Orion Spacecraft To Retain Predecessor Apollo’s Basic Design

It has been 47 years since the last Apollo mission went into outer space. Yet, despite the four decades that have passed, the newest NASA project, the Orion spacecraft, still sports the same facade of its predecessors.

One such similarity is found in its plating, which uses Avcoat, a substance that can endure rapid changes in temperature. According to a statement from experts, however, the agency’s newest space mobile has been fitted with technology to ensure that it can travel further distances. The computers, for example, are a dozen times faster than the ones on the International Space Station and a thousand times faster than those used in previous Apollo missions.

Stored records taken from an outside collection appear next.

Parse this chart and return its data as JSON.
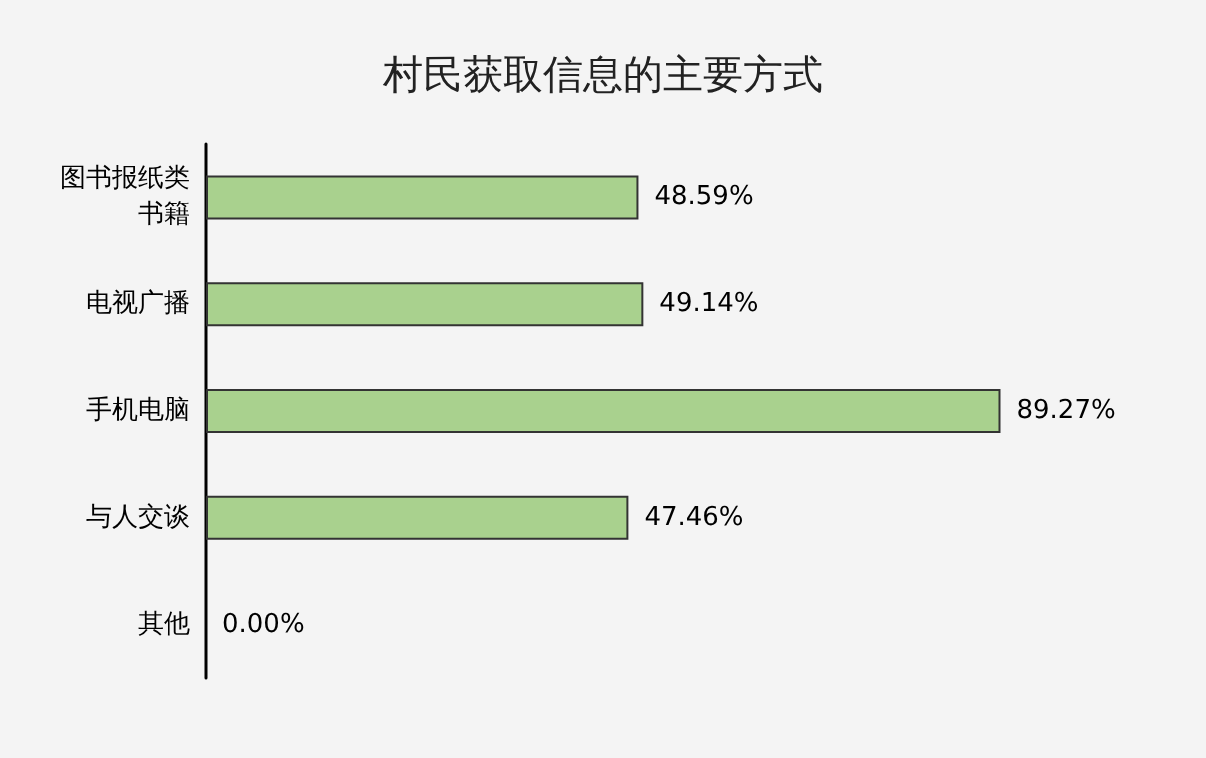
{
  "chart_data": {
    "type": "bar",
    "orientation": "horizontal",
    "title": "村民获取信息的主要方式",
    "categories": [
      "图书报纸类书籍",
      "电视广播",
      "手机电脑",
      "与人交谈",
      "其他"
    ],
    "values": [
      48.59,
      49.14,
      89.27,
      47.46,
      0.0
    ],
    "value_labels": [
      "48.59%",
      "49.14%",
      "89.27%",
      "47.46%",
      "0.00%"
    ],
    "color": "#a9d18e"
  }
}
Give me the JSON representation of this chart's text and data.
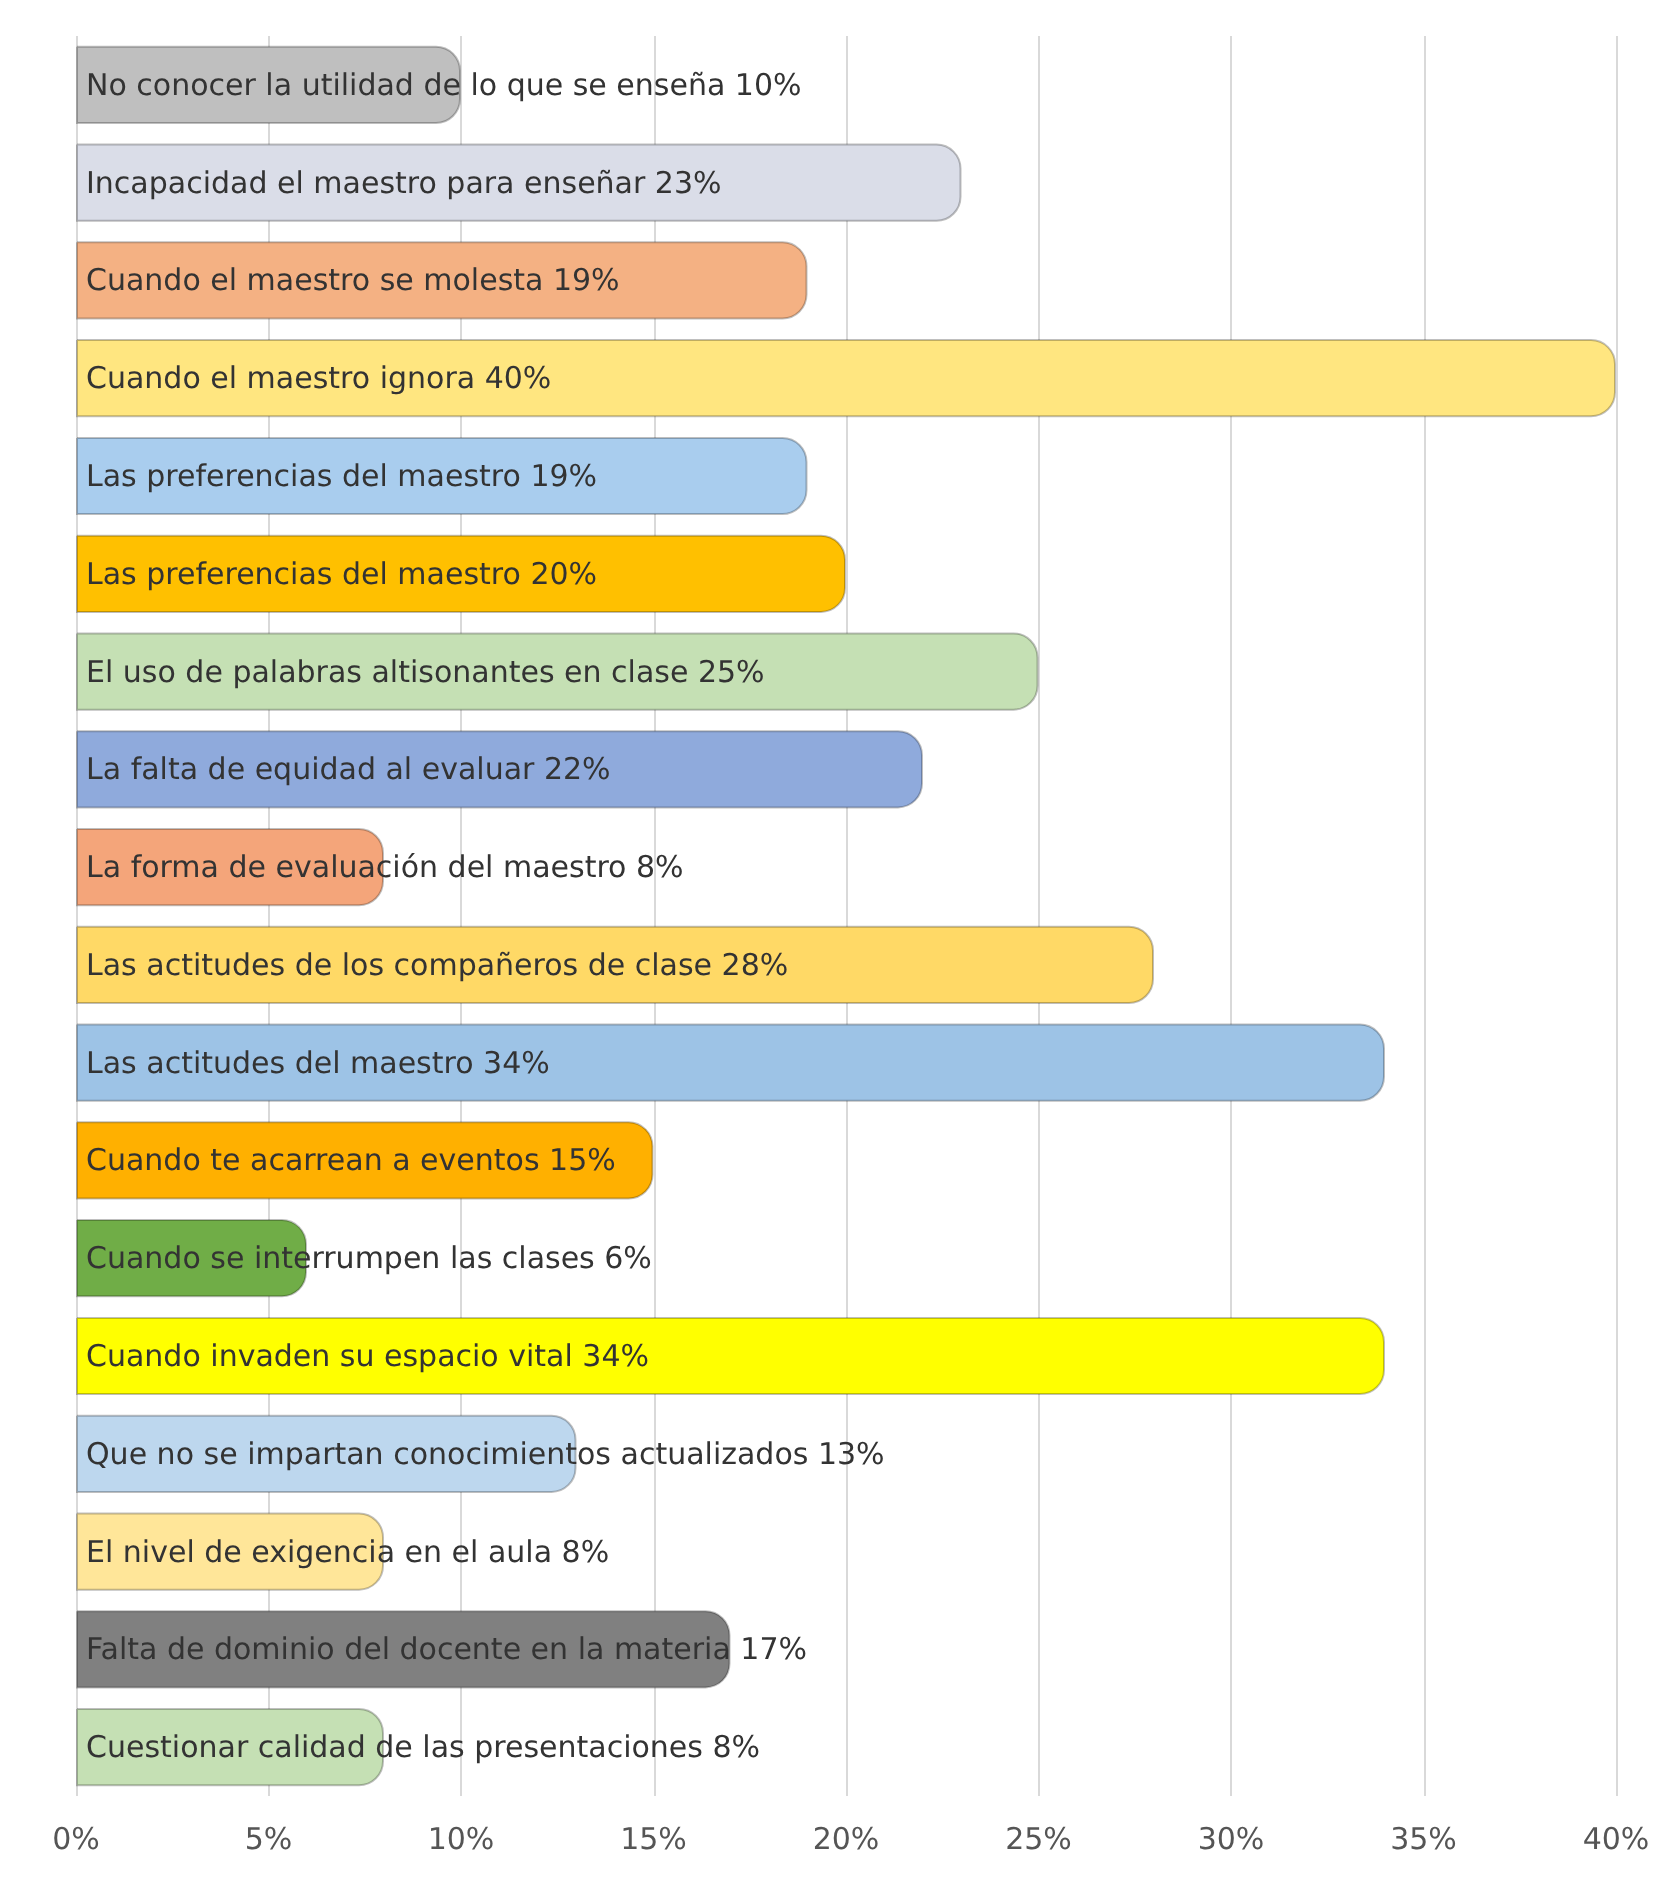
{
  "chart_data": {
    "type": "bar",
    "orientation": "horizontal",
    "categories": [
      "No conocer la utilidad de lo que se enseña",
      "Incapacidad el maestro para enseñar",
      "Cuando el maestro se molesta",
      "Cuando el maestro ignora",
      "Las preferencias del maestro",
      "Las preferencias del maestro",
      "El uso de palabras altisonantes en clase",
      "La falta de equidad al evaluar",
      "La forma de evaluación del maestro",
      "Las actitudes de los compañeros de clase",
      "Las actitudes del maestro",
      "Cuando te acarrean a eventos",
      "Cuando se interrumpen las clases",
      "Cuando invaden su espacio vital",
      "Que no se impartan conocimientos actualizados",
      "El nivel de exigencia en el aula",
      "Falta de dominio del docente en la materia",
      "Cuestionar calidad de las presentaciones"
    ],
    "values": [
      10,
      23,
      19,
      40,
      19,
      20,
      25,
      22,
      8,
      28,
      34,
      15,
      6,
      34,
      13,
      8,
      17,
      8
    ],
    "value_labels": [
      "10%",
      "23%",
      "19%",
      "40%",
      "19%",
      "20%",
      "25%",
      "22%",
      "8%",
      "28%",
      "34%",
      "15%",
      "6%",
      "34%",
      "13%",
      "8%",
      "17%",
      "8%"
    ],
    "colors": [
      "#bfbfbf",
      "#dadde8",
      "#f4b183",
      "#ffe680",
      "#a9cdee",
      "#ffc000",
      "#c5e0b4",
      "#8faadc",
      "#f4a57a",
      "#ffd966",
      "#9dc3e6",
      "#ffb000",
      "#70ad47",
      "#ffff00",
      "#bdd7ee",
      "#ffe699",
      "#808080",
      "#c5e0b4"
    ],
    "xlim": [
      0,
      40
    ],
    "xticks": [
      {
        "value": 0,
        "label": "0%"
      },
      {
        "value": 5,
        "label": "5%"
      },
      {
        "value": 10,
        "label": "10%"
      },
      {
        "value": 15,
        "label": "15%"
      },
      {
        "value": 20,
        "label": "20%"
      },
      {
        "value": 25,
        "label": "25%"
      },
      {
        "value": 30,
        "label": "30%"
      },
      {
        "value": 35,
        "label": "35%"
      },
      {
        "value": 40,
        "label": "40%"
      }
    ],
    "grid": "x",
    "tick_labels": "x"
  }
}
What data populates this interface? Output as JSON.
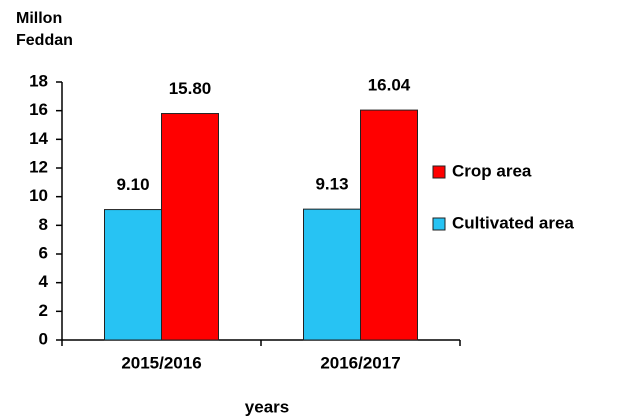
{
  "chart_data": {
    "type": "bar",
    "ylabel": "Millon Feddan",
    "xlabel": "years",
    "categories": [
      "2015/2016",
      "2016/2017"
    ],
    "series": [
      {
        "name": "Cultivated area",
        "color": "#27c3f3",
        "values": [
          9.1,
          9.13
        ],
        "value_labels": [
          "9.10",
          "9.13"
        ]
      },
      {
        "name": "Crop area",
        "color": "#ff0000",
        "values": [
          15.8,
          16.04
        ],
        "value_labels": [
          "15.80",
          "16.04"
        ]
      }
    ],
    "ylim": [
      0,
      18
    ],
    "yticks": [
      0,
      2,
      4,
      6,
      8,
      10,
      12,
      14,
      16,
      18
    ],
    "legend": "right"
  }
}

When asked about the spacecraft’s design, which can carry up to six astronauts, Orion’s program manager for Lockheed Martin, Mike Hawes, stated that the shape was maintained because it was the most efficient for providing a safe re-entry from the velocities of returning from space.

The agency hopes to perfect the Orion spacecraft with the ultimate goal of sending four astronauts to space for long duration deep space missions. In time, the craft may also enable people to reach asteroids and even the Red Planet itself.

NASA, in collaboration with Lockheed Martin, launched an Orion spacecraft last December, 5 2014, atop a rocket operated by the United Launch Alliance, the Delta IV Heavy, at 7:05 AM. This was the Exploration Test Flight 1 (EFT-1), which cost approximately $370 million. The unmanned flight was to orbit the Earth twice, reaching an altitude of 3600 miles, with speeds of 20,000 mph. The Orion project manager Mark Geyer, of the Johnson Space Center, along with Hawes, recently thanked a team of 15 people from the Jet Propulsion Laboratory last Wednesday for helping in the December test flight.

Now, with help from the federal government and a budget of $ 1.1 billion a year, the series of Orion missions are closer to their goals. The next milestone to be reached by the agency is the Exploration Mission 1 (EM-1), scheduled for September 2018. In 2021, NASA also plans to send a crew for a flyby lasting a few days in high lunar orbit, and hopes to launch the second SLS mission, involving the Space Launch System, which is capable of sending humans to deep space.